Commenting, RIA’s Technical Director David Clarke said:
“We welcome Chris Skidmore’s Net Zero Review, which the Railway Industry Association was pleased to contribute to. The report makes it clear that the Government needs to do more to tackle climate change and we support its recommendations related to rail, which make clear that longer-term funding certainty for major Net Zero projects is crucial.
“Notably, the report recognises that further long-term clarity on what the future rail network will look like is necessary to meet Net Zero, with a continuous programme for the electrification of rail lines ultimately providing economies of scale for decarbonisation. The report is also supportive of the role rail can play in providing customers with better intermodal options and flexibility, and investing in the full HS2 scheme to include Leeds and the Northern Powerhouse Rail project to include Bradford would help deliver on this, for example.

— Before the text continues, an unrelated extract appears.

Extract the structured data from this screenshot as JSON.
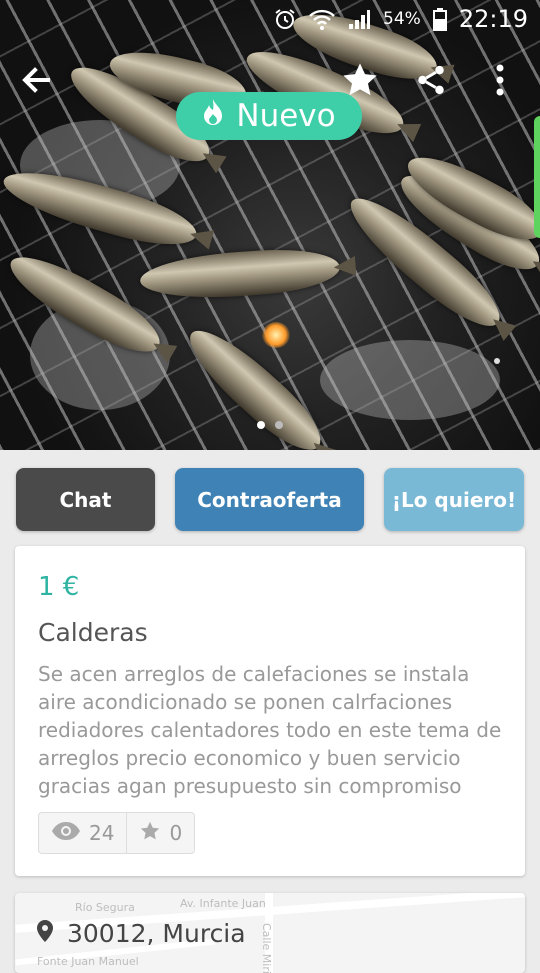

“If we are to remove all diesel trains from the network by 2040 and ultimately reach Net Zero by 2050, a rolling programme of cost-effective electrification is vital on intensively-used parts of the network – we are still a long way behind other comparable countries on electrifying our railway, with the UK currently lagging behind our European neighbours whose rail networks are typically 60% or more electrified, compared to 38% in the UK. The Government also needs to commit to other forms of low carbon rolling stock which use new traction methods, such as hydrogen and battery, for less intensively used routes. Quite simply, the plans currently in place will not achieve Net Zero by 2050.
“Only by decarbonising rail and building the Net Zero rail network with the capacity needed for the future will the Government deliver on its plans to shift passenger and freight journeys onto rail, and away from more carbon intensive modes of transport. The ball really is in the Government’s court on this.”